What's a realistic pre-retirement return?

A diversified US stock portfolio has averaged ~10% nominal (~7% real) over the last century. A balanced 60/40 portfolio averages 6-8% nominal. Model at 6-7% for planning; anything higher assumes optimistic market conditions. Don't plan on 12%+ returns.

Why lower the return rate in retirement?

In retirement, most people shift toward more bonds for stability (to avoid sequence-of-returns risk). A 40/60 stock/bond allocation typically returns 4-5% nominal. Also, withdrawals shrink the portfolio, so compounding on a shrinking base naturally produces a lower return profile than accumulation phase.

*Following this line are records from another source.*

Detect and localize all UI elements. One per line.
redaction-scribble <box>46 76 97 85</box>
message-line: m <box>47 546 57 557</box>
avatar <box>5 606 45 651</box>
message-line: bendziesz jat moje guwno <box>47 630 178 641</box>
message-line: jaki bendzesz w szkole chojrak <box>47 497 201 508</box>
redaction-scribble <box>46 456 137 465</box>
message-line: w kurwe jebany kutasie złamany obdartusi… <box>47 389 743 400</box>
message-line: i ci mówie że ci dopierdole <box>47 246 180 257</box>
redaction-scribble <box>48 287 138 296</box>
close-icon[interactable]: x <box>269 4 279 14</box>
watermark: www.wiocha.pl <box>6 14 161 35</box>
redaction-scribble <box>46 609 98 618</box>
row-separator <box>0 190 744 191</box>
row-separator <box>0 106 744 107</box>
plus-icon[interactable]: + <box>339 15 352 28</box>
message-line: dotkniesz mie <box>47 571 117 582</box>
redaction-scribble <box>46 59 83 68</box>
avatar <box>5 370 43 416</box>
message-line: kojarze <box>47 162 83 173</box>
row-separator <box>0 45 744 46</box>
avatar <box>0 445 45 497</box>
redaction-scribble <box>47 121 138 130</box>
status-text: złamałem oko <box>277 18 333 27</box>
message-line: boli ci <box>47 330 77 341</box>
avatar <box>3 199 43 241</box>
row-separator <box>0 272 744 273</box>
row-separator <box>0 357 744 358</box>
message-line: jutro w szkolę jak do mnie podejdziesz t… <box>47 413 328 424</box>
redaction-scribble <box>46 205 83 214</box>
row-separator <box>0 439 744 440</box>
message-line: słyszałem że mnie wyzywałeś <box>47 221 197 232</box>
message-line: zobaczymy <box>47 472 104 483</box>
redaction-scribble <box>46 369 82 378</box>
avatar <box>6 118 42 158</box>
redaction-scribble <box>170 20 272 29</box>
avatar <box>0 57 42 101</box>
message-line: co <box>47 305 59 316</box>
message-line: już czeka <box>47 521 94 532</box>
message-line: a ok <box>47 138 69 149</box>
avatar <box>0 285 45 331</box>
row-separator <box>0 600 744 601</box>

Does Social Security factor in?

This calculator doesn't include Social Security. For most retirees, SS provides $20-40k/year depending on earnings history. If you want to adjust, subtract expected annual SS from your 'desired annual income' to see what your portfolio needs to cover. For planning purposes, assume SS covers 30-40% of retirement income.

What's the 4% rule?

Coined by the Trinity Study (1998), the rule suggests retirees can withdraw 4% of their starting portfolio each year (adjusted for inflation) for 30 years with historically very high success rates. Recent research has questioned 4% at today's lower bond yields — many planners now use 3.5% as the safe withdrawal rate.